Justiça

Meio ambiente

Juiz suspende concessões de florestas pelo Ministério da Agricultura

Para magistrado, decreto de Bolsonaro criou competência de forma originária e autônoma e atuou como se fosse lei

concessão de florestas
Floresta pública / Crédito: Marcelo Barbosa/Agência Brasil
Esta reportagem foi alterada às 8h32 de 27 de julho de 2020 para inclusão do nome do autor da ação popular

O juiz federal Henrique Jorge Dantas da Cruz, da 1ª Vara Federal Cível em Belém do Pará, suspendeu os efeitos do artigo 2° do Decreto 10.347/2020, que transferia do Ministério do Meio Ambiente para o Ministério da Agricultura a competência para cuidar das concessões de florestas públicas.
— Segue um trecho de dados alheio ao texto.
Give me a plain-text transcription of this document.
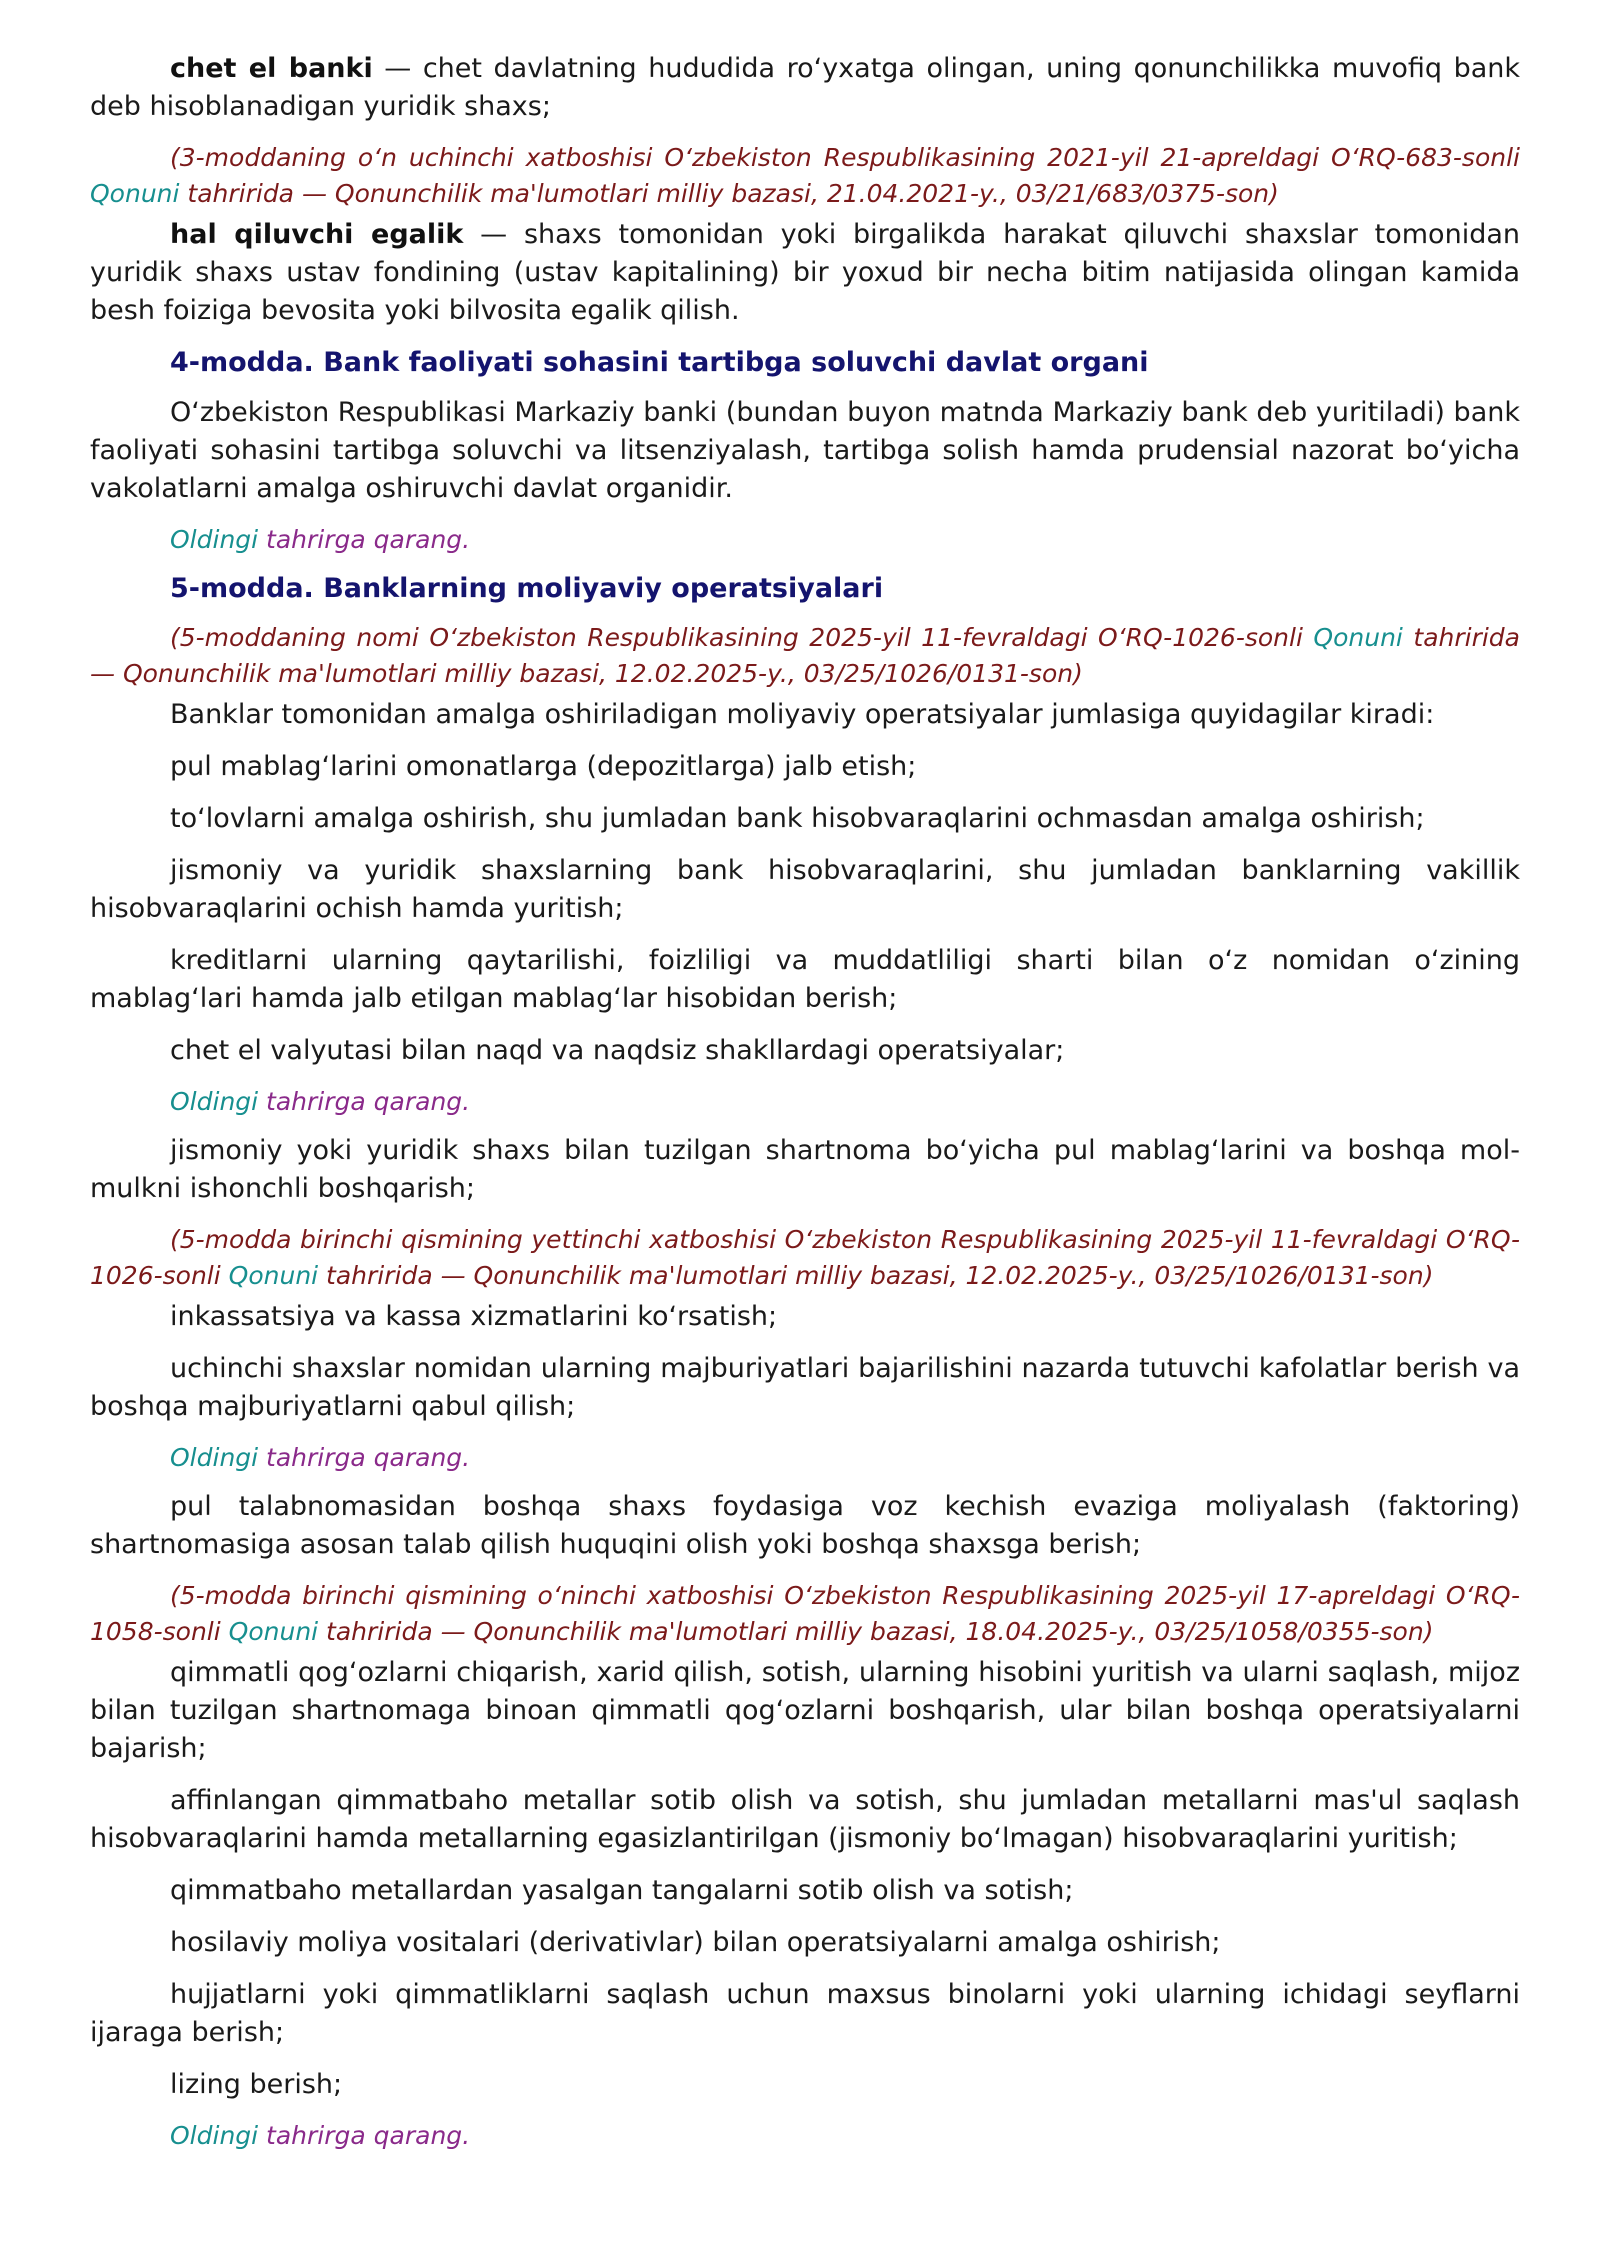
chet el banki — chet davlatning hududida roʻyxatga olingan, uning qonunchilikka muvofiq bank deb hisoblanadigan yuridik shaxs;

(3-moddaning oʻn uchinchi xatboshisi Oʻzbekiston Respublikasining 2021-yil 21-apreldagi OʻRQ-683-sonli Qonuni tahririda — Qonunchilik ma'lumotlari milliy bazasi, 21.04.2021-y., 03/21/683/0375-son)

hal qiluvchi egalik — shaxs tomonidan yoki birgalikda harakat qiluvchi shaxslar tomonidan yuridik shaxs ustav fondining (ustav kapitalining) bir yoxud bir necha bitim natijasida olingan kamida besh foiziga bevosita yoki bilvosita egalik qilish.

4-modda. Bank faoliyati sohasini tartibga soluvchi davlat organi

Oʻzbekiston Respublikasi Markaziy banki (bundan buyon matnda Markaziy bank deb yuritiladi) bank faoliyati sohasini tartibga soluvchi va litsenziyalash, tartibga solish hamda prudensial nazorat boʻyicha vakolatlarni amalga oshiruvchi davlat organidir.

Oldingi tahrirga qarang.

5-modda. Banklarning moliyaviy operatsiyalari

(5-moddaning nomi Oʻzbekiston Respublikasining 2025-yil 11-fevraldagi OʻRQ-1026-sonli Qonuni tahririda — Qonunchilik ma'lumotlari milliy bazasi, 12.02.2025-y., 03/25/1026/0131-son)

Banklar tomonidan amalga oshiriladigan moliyaviy operatsiyalar jumlasiga quyidagilar kiradi:

pul mablagʻlarini omonatlarga (depozitlarga) jalb etish;

toʻlovlarni amalga oshirish, shu jumladan bank hisobvaraqlarini ochmasdan amalga oshirish;

jismoniy va yuridik shaxslarning bank hisobvaraqlarini, shu jumladan banklarning vakillik hisobvaraqlarini ochish hamda yuritish;

kreditlarni ularning qaytarilishi, foizliligi va muddatliligi sharti bilan oʻz nomidan oʻzining mablagʻlari hamda jalb etilgan mablagʻlar hisobidan berish;

chet el valyutasi bilan naqd va naqdsiz shakllardagi operatsiyalar;

Oldingi tahrirga qarang.

jismoniy yoki yuridik shaxs bilan tuzilgan shartnoma boʻyicha pul mablagʻlarini va boshqa mol-mulkni ishonchli boshqarish;

(5-modda birinchi qismining yettinchi xatboshisi Oʻzbekiston Respublikasining 2025-yil 11-fevraldagi OʻRQ-1026-sonli Qonuni tahririda — Qonunchilik ma'lumotlari milliy bazasi, 12.02.2025-y., 03/25/1026/0131-son)

inkassatsiya va kassa xizmatlarini koʻrsatish;

uchinchi shaxslar nomidan ularning majburiyatlari bajarilishini nazarda tutuvchi kafolatlar berish va boshqa majburiyatlarni qabul qilish;

Oldingi tahrirga qarang.

pul talabnomasidan boshqa shaxs foydasiga voz kechish evaziga moliyalash (faktoring) shartnomasiga asosan talab qilish huquqini olish yoki boshqa shaxsga berish;

(5-modda birinchi qismining oʻninchi xatboshisi Oʻzbekiston Respublikasining 2025-yil 17-apreldagi OʻRQ-1058-sonli Qonuni tahririda — Qonunchilik ma'lumotlari milliy bazasi, 18.04.2025-y., 03/25/1058/0355-son)

qimmatli qogʻozlarni chiqarish, xarid qilish, sotish, ularning hisobini yuritish va ularni saqlash, mijoz bilan tuzilgan shartnomaga binoan qimmatli qogʻozlarni boshqarish, ular bilan boshqa operatsiyalarni bajarish;

affinlangan qimmatbaho metallar sotib olish va sotish, shu jumladan metallarni mas'ul saqlash hisobvaraqlarini hamda metallarning egasizlantirilgan (jismoniy boʻlmagan) hisobvaraqlarini yuritish;

qimmatbaho metallardan yasalgan tangalarni sotib olish va sotish;

hosilaviy moliya vositalari (derivativlar) bilan operatsiyalarni amalga oshirish;

hujjatlarni yoki qimmatliklarni saqlash uchun maxsus binolarni yoki ularning ichidagi seyflarni ijaraga berish;

lizing berish;

Oldingi tahrirga qarang.
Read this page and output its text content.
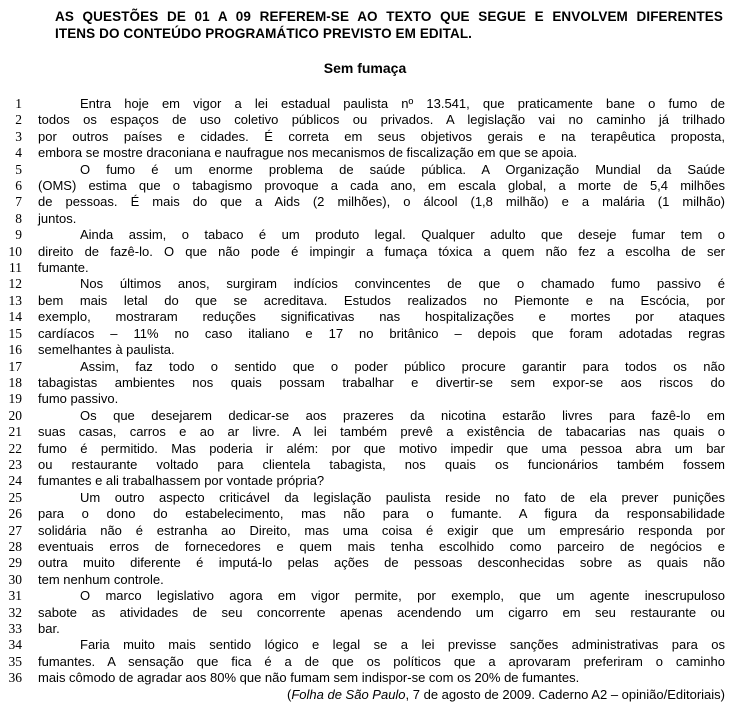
AS QUESTÕES DE 01 A 09 REFEREM-SE AO TEXTO QUE SEGUE E ENVOLVEM DIFERENTES
ITENS DO CONTEÚDO PROGRAMÁTICO PREVISTO EM EDITAL.
Sem fumaça
1	Entra hoje em vigor a lei estadual paulista nº 13.541, que praticamente bane o fumo de
2 todos os espaços de uso coletivo públicos ou privados. A legislação vai no caminho já trilhado
3 por outros países e cidades. É correta em seus objetivos gerais e na terapêutica proposta,
4 embora se mostre draconiana e naufrague nos mecanismos de fiscalização em que se apoia.
5	O fumo é um enorme problema de saúde pública. A Organização Mundial da Saúde
6 (OMS) estima que o tabagismo provoque a cada ano, em escala global, a morte de 5,4 milhões
7 de pessoas. É mais do que a Aids (2 milhões), o álcool (1,8 milhão) e a malária (1 milhão)
8 juntos.
9	Ainda assim, o tabaco é um produto legal. Qualquer adulto que deseje fumar tem o
10 direito de fazê-lo. O que não pode é impingir a fumaça tóxica a quem não fez a escolha de ser
11 fumante.
12	Nos últimos anos, surgiram indícios convincentes de que o chamado fumo passivo é
13 bem mais letal do que se acreditava. Estudos realizados no Piemonte e na Escócia, por
14 exemplo, mostraram reduções significativas nas hospitalizações e mortes por ataques
15 cardíacos – 11% no caso italiano e 17 no britânico – depois que foram adotadas regras
16 semelhantes à paulista.
17	Assim, faz todo o sentido que o poder público procure garantir para todos os não
18 tabagistas ambientes nos quais possam trabalhar e divertir-se sem expor-se aos riscos do
19 fumo passivo.
20	Os que desejarem dedicar-se aos prazeres da nicotina estarão livres para fazê-lo em
21 suas casas, carros e ao ar livre. A lei também prevê a existência de tabacarias nas quais o
22 fumo é permitido. Mas poderia ir além: por que motivo impedir que uma pessoa abra um bar
23 ou restaurante voltado para clientela tabagista, nos quais os funcionários também fossem
24 fumantes e ali trabalhassem por vontade própria?
25	Um outro aspecto criticável da legislação paulista reside no fato de ela prever punições
26 para o dono do estabelecimento, mas não para o fumante. A figura da responsabilidade
27 solidária não é estranha ao Direito, mas uma coisa é exigir que um empresário responda por
28 eventuais erros de fornecedores e quem mais tenha escolhido como parceiro de negócios e
29 outra muito diferente é imputá-lo pelas ações de pessoas desconhecidas sobre as quais não
30 tem nenhum controle.
31	O marco legislativo agora em vigor permite, por exemplo, que um agente inescrupuloso
32 sabote as atividades de seu concorrente apenas acendendo um cigarro em seu restaurante ou
33 bar.
34	Faria muito mais sentido lógico e legal se a lei previsse sanções administrativas para os
35 fumantes. A sensação que fica é a de que os políticos que a aprovaram preferiram o caminho
36 mais cômodo de agradar aos 80% que não fumam sem indispor-se com os 20% de fumantes.
(Folha de São Paulo, 7 de agosto de 2009. Caderno A2 – opinião/Editoriais)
De acordo com o magistrado, o decreto presidencial de Jair Bolsonaro criou competência de forma originária e autônoma e atuou como se fosse lei, o que é vedado pela Constituição. “A tese jurídica trazida pela União é uma tentativa de justificar o que só era aceito pelo absolutismo e esclarecer a causa pela consequência”, criticou o juiz. “Na democracia, os fins não justificam os meios”. Leia a decisão, tomada numa ação popular movida pelo advogado Hugo Leonardo Pádua Mercês.

A preferência pelo Ministério do Meio Ambiente, apesar de a gestão das florestas públicas dever ser articulada com o Ministério da Agricultura, diz o juiz, é exatamente para que esse último não avance sem ruído na gestão das florestas públicas, e pouco a pouco escanteie o Ministério do Meio Ambiente.

E a razão, é simples, afirma: “o meio ambiente é patrimônio comum de toda humanidade, de forma que, para garantir sua integral proteção, especialmente para as futuras gerações, todas as condutas do Poder Público devem ser direcionadas no sentido da integral proteção desse direito fundamental de terceira geração, principalmente porque a capacidade dos indivíduos de desestabilizar – recursos naturais têm sido extintos; danos irreversíveis ou extremamente agressivos à natureza tornaram-se mais frequentes; disfunções climáticas são uma realidade científica – o equilíbrio do conjunto de recursos naturais que lhes fornece a própria existência em nome do crescimento econômico sem a devida preocupação ecológica tem gerado legítimas preocupações”.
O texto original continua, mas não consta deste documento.